Holding her wound, tears running down her face,
Cleopatra hung in the air over the abyss and turned her gaze to
Augustus, who stood, stunned, looking up at her.
She smiled at him, and he shuddered, unable to
move. Her gaze was the deep indigo of twilight, and darkness rose
within it. Cleopatra shone upon him, tremendous, blinding, looking
through him. A god.
We are not finished, she said, and her voice
was only in his mind. She reached out her hand, and though she did
not touch him, Augustus felt a chill invade him. He felt her
touching his heart, clenching it in her talons, and then he felt
her tear it from him. Was it his heart? Or something else? He could
not tell what was happening.
He gasped, feeling a sudden absence at his center,
a loss. A searing pain, like lightning striking, shot through the
absence, and he felt a wind whirling inside his chest.
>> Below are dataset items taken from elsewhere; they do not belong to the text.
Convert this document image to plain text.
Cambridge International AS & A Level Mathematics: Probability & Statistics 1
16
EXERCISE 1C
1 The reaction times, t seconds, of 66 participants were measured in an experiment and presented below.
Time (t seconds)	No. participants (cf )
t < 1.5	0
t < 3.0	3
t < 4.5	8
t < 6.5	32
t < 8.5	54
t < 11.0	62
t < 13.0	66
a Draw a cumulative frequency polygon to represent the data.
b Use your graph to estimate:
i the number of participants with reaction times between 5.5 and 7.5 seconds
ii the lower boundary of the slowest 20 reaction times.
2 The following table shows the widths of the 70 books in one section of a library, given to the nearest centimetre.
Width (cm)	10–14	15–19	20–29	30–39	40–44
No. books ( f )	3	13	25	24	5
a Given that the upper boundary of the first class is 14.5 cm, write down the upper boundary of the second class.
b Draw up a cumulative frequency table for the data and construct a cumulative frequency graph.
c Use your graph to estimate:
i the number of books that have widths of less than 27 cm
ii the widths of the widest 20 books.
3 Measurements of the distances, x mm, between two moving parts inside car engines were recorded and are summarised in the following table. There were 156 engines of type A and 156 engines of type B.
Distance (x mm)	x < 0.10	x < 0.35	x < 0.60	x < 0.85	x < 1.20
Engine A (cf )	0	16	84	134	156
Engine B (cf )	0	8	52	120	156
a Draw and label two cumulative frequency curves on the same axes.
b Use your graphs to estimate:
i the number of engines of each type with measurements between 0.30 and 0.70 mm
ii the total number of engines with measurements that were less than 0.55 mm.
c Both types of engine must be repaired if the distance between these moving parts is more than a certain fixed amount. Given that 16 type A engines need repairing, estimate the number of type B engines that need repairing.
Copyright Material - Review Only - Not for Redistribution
Cleopatra
smiled.
Augustus fell to his knees, limp, bewildered,
curling around the missing place.
Cleopatra turned away from the emperor and looked
down at her husband.
Antony stood at the edge of the crater, his skin
already flickering and fading as the witch who had summoned him
died.
“I will see you again,” Antony said to his
wife.
“Te teneo,” said Cleopatra.
“As you are mine,” said Antony. “I will wait for
you.”
Cleopatra’s face clenched with pain as she pulled
the arrow from her body and threw it into the crater.
“You may wait until the end of time,” she
said.
Antony smiled at her. “I will wait,” he said. He
gathered their dead children into his arms, and there was a flash
in the west, as though the sun had appeared at the edge of the sky
and looked over it, onto the battlefield.
Those who were looking in that direction, those who
could bear to do so, glimpsed something in the brightness. A ship,
perhaps, and its captain leaning out of the vessel with long,
shining hair, eyes as blue as lapis, skin made of gold.
Then it was gone, and Antony was gone as well, with
their children, and with him Hercules’ arrows.
Cleopatra lay on the ground, her body pale, her
wound mortal.
She was dying at last. Her lips curled up in a
smile.
She took a final breath, looking into the night
sky, and then she was still.
There was a last divine roar of sorrow, one that
caused the ocean beyond Avernus to rise up and throw itself against
the cliff, and then the battle was done.